In all of this, we see the God of life—the God Jesus believed in and embodied—being victorious over death.  This view of life over death speaks to us most profoundly during this Easter season.  During this  season, what we have found most vital to our understanding of living into this Easter faith is the startling fact that death truly does not have power over us.

We, as Christians, cannot let the power of death control and direct our lives.   As Christians, as followers of Jesus who crossed that awful boundary between life and death, and came back, we must truly be defiant to death.  

Of course, that ultimate victory over death happens only when we can face death honestly.  True victory over death is when we can see death in the light we hear about in today’s reading from Revelation.  Only then do we realize that death has no victory over us.
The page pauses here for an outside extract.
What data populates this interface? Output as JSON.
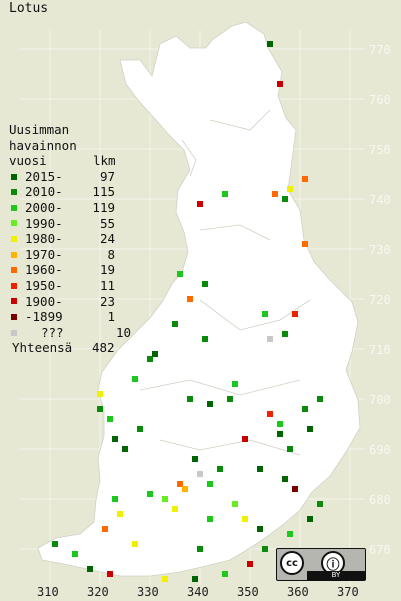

Because of what happened on Easter, because of the Resurrection, because Jesus did die, yes, but God raised him that tomb, and because Jesus walked victorious upon the chains of death, we know now death does not have the last word in our lives.

 Over these past several years, I can tell you, it would’ve been easy for me to just give into this victory death strives for over life.  Mourning does that do us.  It weakens us and saps our energies from us. We all get stuck in mourning patterns.  

But, for us Christians, we can’t be stuck in such death.  We must live.  And we must move forward.  We must  stand up against death. I can tell you that, right now, in my own life, I am very tired of death.  I am weary of dealing directly with it.  I am tired of dealing with its after-effects.  I am tired of dealing with its seemingly overpowering presence.

But, standing up to death, even when we’re sick of it, is not easy.  Choosing life, with all its uncertainties, can be scary. Even when moving forward into life  and living our lives fully and completely, we realize it can be frightening.  We are, after all, heading into the future which is unknown to us.

But that, again, is what I love about Revelation.  What Revelation promises to us, through all that poetry and imagery, is that death will lose, hatred will lose, violence will lose, evil will lose, war will lose—and goodness, and holiness and LIFE will be victorious.  

That isn’t wishful thinking.  That’s isn’t being naïve. Rather, this is what it means to be a Christian.   This is what it means to believe in the God of life. That is what I means to follow Jesus.

Yes, following Jesus means following him to the Cross and to that dark tomb.   And to death, yes. But it also means following him into the great unknown on the other side of the Cross and the tomb—into that glorious, light-filled, unending life that swallows up death and darkness and war once and for all. It means following him to the point in which the God of unending life raises him—and us—into unending life as well.

“And there will be no more night,” St. John tells us in his Revelation. “they”—we—“will need no light of lamp or sun, for the Lord God will be [our] light, and [we] will reign for ever and ever.”

Those are words of absolute and glorious victory.  But more so, they are words of life—of a life that goes on forever and ever.

As we travel through these last days of Easter, as we head into this week in which we celebrate Jesus’ ascension to that place of life and light, into that place in which the God of life and light dwells, let us do so with true Easter joy.  Let us do so rejoicing from the very core of our bodies. We are alive.   This morning, we are alive.  Life is in us.  And it is very, very good.   We have much to be thankful for and in which to rejoice. So, let us be thankful for this life.  Let us rejoice in it.   And let us realize that in rejoicing in our lives and in the life within each of us, God has truly prepared for us, as we heard in our collect this morning, “such good things as surpass our understanding.” Amen.